Away from me? I'd wondered.

“Great idea,” I'd said, trying to sound positive.

“I'll book the flights to Groningen. Papa can pick us up from there.”

•   •   •

M
Y FIRST VISIT
was to Robert Price. He was one of the top ten or so of steeplechase jockeys and had been for at least the past eight years.

According to the
Directory of the Turf
, he lived in a farm cottage outside Lambourn village on Hungerford Road.

“Hello?” said a young woman in her mid-twenties who answered the door. “Can I help you?”

“I'm looking for Robert Price,” I said. “I thought he lived here.”

“He does,” said the woman. “I'm his girlfriend.”

“Sid Halley,” I said, extending my right hand. “I also used to be a jockey.”

“I know exactly who you are,” she said, glancing down at my left arm. “I'm Judy. Judy Hammond.” She shook my hand. “You used to ride for my father.”

“Brian Hammond?”

“Yes,” she said. “You sometimes used to come to Dad's yard to ride out. It was very exciting for us to have the champion jockey riding at our place.”

“You're kidding me,” I said.

“No, it's true. I even bunked off school one day so I could watch you ride. Magic, it was.” She blushed.

I also was embarrassed but pleased as well. It had been so long now since my riding had been anything like magic that it was nice to be remembered as I had been, when I'd been complete with two hands, when I'd had a full set of fingers that could feel the reins.

“Is Robert about?” I asked, changing the subject.

“He's been schooling the novices at Dad's place, but he should be back soon.
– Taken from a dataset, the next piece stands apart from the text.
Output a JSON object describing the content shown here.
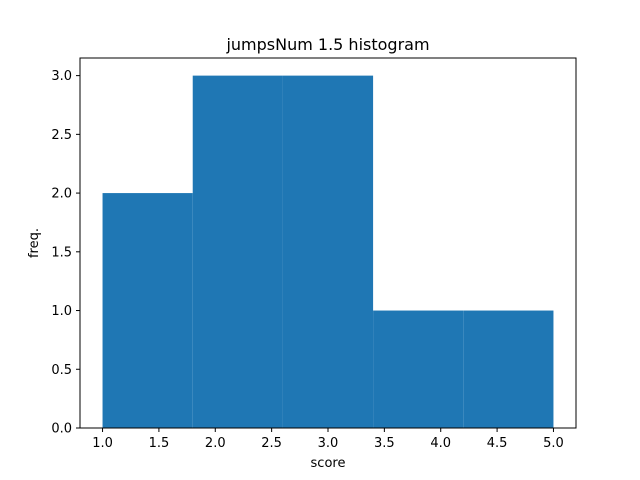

You can come in and wait, if you like.”

“Thanks,” I said, stepping into the cottage. “Does he ride much for your father?”

“All the time. Bob's been the stable jockey for years.”

I wondered how that went down in the Hammond household. Stable jockey cohabiting with the trainer's much younger daughter had, in my experience, never been very popular with the trainer's wife—something about family sleeping with the servants.

“Do you fancy a coffee?” Judy asked over her shoulder. “I'm making one for myself.”

“Lovely,” I said, following her into the kitchen. “Nice place.”

“We're working on it,” she said, smiling. “I've lived here with Bob for two years now.” She poured boiling water from a kettle into two mugs. “Milk?”

“Yes, thanks. No sugar.”

She passed over the steaming mug, and we sat opposite each other at the kitchen table.

I was to the point of regretting not having gone somewhere else first and then come back later when I heard the front door being opened.

“Hiya, babe,” called a male voice from the hallway. “Whose car is . . .” He tailed off as he walked into the kitchen. “Sid Halley. Blow me down. Good to see you, Sid. Must be ages.” His body language was not as welcoming as his words.